Engineering Education and Problem Solving (Page 2 of 2)

(Cont'd from page 1)
Seventy-one percent of the respondents agreed with the statements that culture can impact the speed of problem solving or the nature of the solution or both. Yet, only 15% indicated having a lecture or more of formal training on the impact of culture on team problem solving. Eighty-six percent of the respondents had participated in at least two group problem solving exercises. Of those who had participated in at least one group problem solving exercise 68% indicated that the most common method for selecting teams seemed to be random, unknown, based on availability or based on who knows who (36%).

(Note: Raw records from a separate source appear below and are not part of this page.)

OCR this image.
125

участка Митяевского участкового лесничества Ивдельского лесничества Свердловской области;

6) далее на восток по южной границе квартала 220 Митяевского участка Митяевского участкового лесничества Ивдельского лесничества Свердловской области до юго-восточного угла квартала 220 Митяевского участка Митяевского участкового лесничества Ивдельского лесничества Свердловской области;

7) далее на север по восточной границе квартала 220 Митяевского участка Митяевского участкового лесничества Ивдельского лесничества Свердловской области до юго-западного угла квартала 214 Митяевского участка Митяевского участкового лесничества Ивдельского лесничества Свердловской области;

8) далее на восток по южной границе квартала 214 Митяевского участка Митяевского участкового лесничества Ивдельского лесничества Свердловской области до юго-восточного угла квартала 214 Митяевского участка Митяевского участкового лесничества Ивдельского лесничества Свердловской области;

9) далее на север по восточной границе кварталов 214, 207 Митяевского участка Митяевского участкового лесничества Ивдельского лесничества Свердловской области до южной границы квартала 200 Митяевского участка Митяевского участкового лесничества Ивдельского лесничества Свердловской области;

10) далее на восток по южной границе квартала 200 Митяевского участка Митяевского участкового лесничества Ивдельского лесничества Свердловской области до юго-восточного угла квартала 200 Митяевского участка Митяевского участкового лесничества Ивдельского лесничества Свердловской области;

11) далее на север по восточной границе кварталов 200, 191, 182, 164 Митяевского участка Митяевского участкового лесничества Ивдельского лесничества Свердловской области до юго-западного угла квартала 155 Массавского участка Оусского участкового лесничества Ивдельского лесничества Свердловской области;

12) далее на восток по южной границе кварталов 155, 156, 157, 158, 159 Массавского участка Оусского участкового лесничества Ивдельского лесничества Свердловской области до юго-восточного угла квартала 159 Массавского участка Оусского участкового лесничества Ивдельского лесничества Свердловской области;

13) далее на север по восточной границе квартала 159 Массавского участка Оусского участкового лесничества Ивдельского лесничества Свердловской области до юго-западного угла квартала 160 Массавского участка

Thirteen percent of the respondents indicated that they had had one or more lectures on cognitive biases and 67% had had no training on cognitive biases. A more engineering-oriented version of the “green” and “blue” taxi problem was created and the respondents were asked to quickly work through the problem and provide an answer. Here is the problem statement:  
Historical data collected over a period of three years showed that a waste water tank contains some liquid 85% of the time and is empty (or dry) the remaining 15% of the time. An accident involving the waste water tank happened at the start of a plant turn around when most of the digital instrumentation was off line. An old field instrument (manual-mode) (on the tank) indicated that the tank was empty (or dry) at the time of the accident.  However, later the investigators found the prediction of the old field instrument to be correct only 80% of the time.  Given the old field instrument indication (or claim) that the tank was empty, what are the chances that the tank was actually empty at the time of the accident?

The correct answer is 41%. Only nine percent picked the correct answer. Fifty-five percent picked either 12% or 68%. Those two answer choices are obtained by a simple multiplication of probabilities.